To be honest, I wasn’t sure I’d continue buying Captain Marvel and the Carol Corps by issue until Wednesday when it hit the shelves. Then, when the opportunity to have it in my hands, right that day, presented itself, my previous practical notions of waiting for the trade paperback flew away…into the Void, you might say.
So here I am, having newly read issue #2 and only regretting my decision for one reason: if I were reading a trade paperback, I could immediately devour issue #3 and not agonize over the astonishing last page of this one.
My review of issue #1 was spoiler free, but I’ve come to find keeping subsequent issues spoiler-free leaves little to be said that wasn’t already covered. This is to say that there will be spoilers, but I’ll leave the final page for you to discover in your own reading. If you’d like to remain truly naive of the turns of screw in this issue, stop reading after the following summary blurb from Marvel. All you need to know from my end is that I highly recommend continuing to read this title. Kelly Sue DeConnick and Kelly Thompson have penned an issue that does NOT disappoint.
Let’s get you spun up, Airman! After the explosive events last issue, Captain Marvel and her Carol Corps are determined to never again be left in the dark. Together they begin a secret and highly dangerous campaign… to go where no one has gone before.
What is it about alternate realities that engages us so readily? Why wouldn’t variations on a character we already know become tedious navel-gazing? The answer is simply: dramatic irony. We know where this is going. Or we think we do. And when our expectations are met but also overturned, we feel both smart (through our recognition) and surprised (due to the switcheroo).
In the last issue, Carol rescued a black man from a ship she and the Banshee Squadron were supposed to attack. They were told it was a ship of Ultrons (yipes!), but Carol got close enough in her flight to realize that the ship was populated with humans. Recognition in me makes me think, I bet this is Rhodey (although in my gut I’m kinda hoping it isn’t, since that really highlights the lack of black men in the Marvel universe). And of course it’s Rhodey. As the various heroes inhabiting the fragments of Battleworld look at their borders and wonder what’s beyond, they will be drawn to seek the answer, and in so doing they will meet each other.
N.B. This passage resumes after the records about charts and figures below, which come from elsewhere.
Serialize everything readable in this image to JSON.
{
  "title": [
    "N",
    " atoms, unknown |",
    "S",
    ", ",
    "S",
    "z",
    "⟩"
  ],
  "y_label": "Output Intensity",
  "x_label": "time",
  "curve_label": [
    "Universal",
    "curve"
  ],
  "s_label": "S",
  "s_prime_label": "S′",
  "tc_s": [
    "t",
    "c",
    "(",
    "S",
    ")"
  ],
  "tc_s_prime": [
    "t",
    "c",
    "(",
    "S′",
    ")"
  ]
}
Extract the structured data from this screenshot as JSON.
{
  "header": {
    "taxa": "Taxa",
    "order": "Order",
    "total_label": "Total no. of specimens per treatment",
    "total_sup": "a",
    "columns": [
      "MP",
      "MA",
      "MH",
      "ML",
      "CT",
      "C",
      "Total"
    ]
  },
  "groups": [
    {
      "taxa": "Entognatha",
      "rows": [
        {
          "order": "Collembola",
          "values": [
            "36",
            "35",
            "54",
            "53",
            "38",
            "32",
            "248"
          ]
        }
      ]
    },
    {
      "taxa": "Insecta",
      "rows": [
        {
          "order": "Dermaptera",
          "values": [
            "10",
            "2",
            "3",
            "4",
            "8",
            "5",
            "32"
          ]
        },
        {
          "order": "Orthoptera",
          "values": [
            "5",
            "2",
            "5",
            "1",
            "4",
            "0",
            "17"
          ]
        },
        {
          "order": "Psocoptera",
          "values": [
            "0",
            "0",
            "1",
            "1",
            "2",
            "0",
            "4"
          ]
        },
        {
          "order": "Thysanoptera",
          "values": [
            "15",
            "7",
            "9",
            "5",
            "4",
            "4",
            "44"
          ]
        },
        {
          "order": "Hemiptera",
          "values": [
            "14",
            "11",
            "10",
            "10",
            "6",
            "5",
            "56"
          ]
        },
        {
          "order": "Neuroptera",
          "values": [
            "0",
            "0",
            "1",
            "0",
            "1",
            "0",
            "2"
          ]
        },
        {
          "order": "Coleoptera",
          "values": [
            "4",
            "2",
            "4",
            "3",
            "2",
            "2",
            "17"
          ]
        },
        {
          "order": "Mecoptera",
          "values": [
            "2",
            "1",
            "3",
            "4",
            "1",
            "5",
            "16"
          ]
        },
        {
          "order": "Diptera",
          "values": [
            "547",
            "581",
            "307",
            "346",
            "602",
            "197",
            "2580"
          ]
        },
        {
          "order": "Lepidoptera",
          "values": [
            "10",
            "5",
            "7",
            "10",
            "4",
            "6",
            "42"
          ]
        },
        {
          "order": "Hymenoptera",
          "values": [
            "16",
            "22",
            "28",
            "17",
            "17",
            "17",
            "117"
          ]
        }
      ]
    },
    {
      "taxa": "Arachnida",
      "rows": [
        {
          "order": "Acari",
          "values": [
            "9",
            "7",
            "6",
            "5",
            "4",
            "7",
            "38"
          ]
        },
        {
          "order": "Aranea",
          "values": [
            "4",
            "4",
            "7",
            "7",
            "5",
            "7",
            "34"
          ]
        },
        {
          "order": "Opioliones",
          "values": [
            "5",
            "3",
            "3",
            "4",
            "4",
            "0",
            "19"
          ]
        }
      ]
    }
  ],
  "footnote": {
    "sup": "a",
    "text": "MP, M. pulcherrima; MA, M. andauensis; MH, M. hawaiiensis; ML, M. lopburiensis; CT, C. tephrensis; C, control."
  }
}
That’s the phase of the narrative we’re at.
The interplay between Carol and Rhodey is full of that dramatic irony tastiness. They don’t know each other, of course, but when Carol attempts to get answers on why he was there, she touches his hand. To her its a sign to him that she cares and is trustworthy. But to us, who know the previous narrative in which these two characters, or versions of these characters, had romance, that hand touch is full of romantic spark. Will they reconnect in that way in this reality? We can’t wait to find out!
Now that the Banshee Squad is set on figuring out what’s up in the sky, they are forever navigating who they can trust (besides each other) and how far. Rhodey needs a doctor, but calling in a medic would make the vulnerable. Carol goes to a medic she thinks she can trust, and Dr. Nayar does cover for her, at least temporarily, but the Banshees, especially Helen Cobb, want to act fast to mitigate the chance of their traitorous plans being discovered. Again, like in other versions of their story, Helen will openly question Carol’s choices, seeing herself as an equal, not a blind follower.
As the Banshees begin outfitting their planes for space flight, Carol visits the Baroness as a distraction. They play chess, and of course the game has metaphorical reverberations for the narrative at large. Baroness’s talk of the powerful queen (her, I assume), the symbolic power of the kind (Doom), and the ability to see the movements of the whole board make me question how much she knows about what Carol Corps is up to. Carol might be unbeatable in a fight, but the Baroness appears to be formidable in this game of secrets–and this is the Secret Wars, after all, so that might be to her advantage.
The final page brings all of these rising conflicts to a shocking head. One that, once again, swings the extra powerful punch through the help of dramatic irony.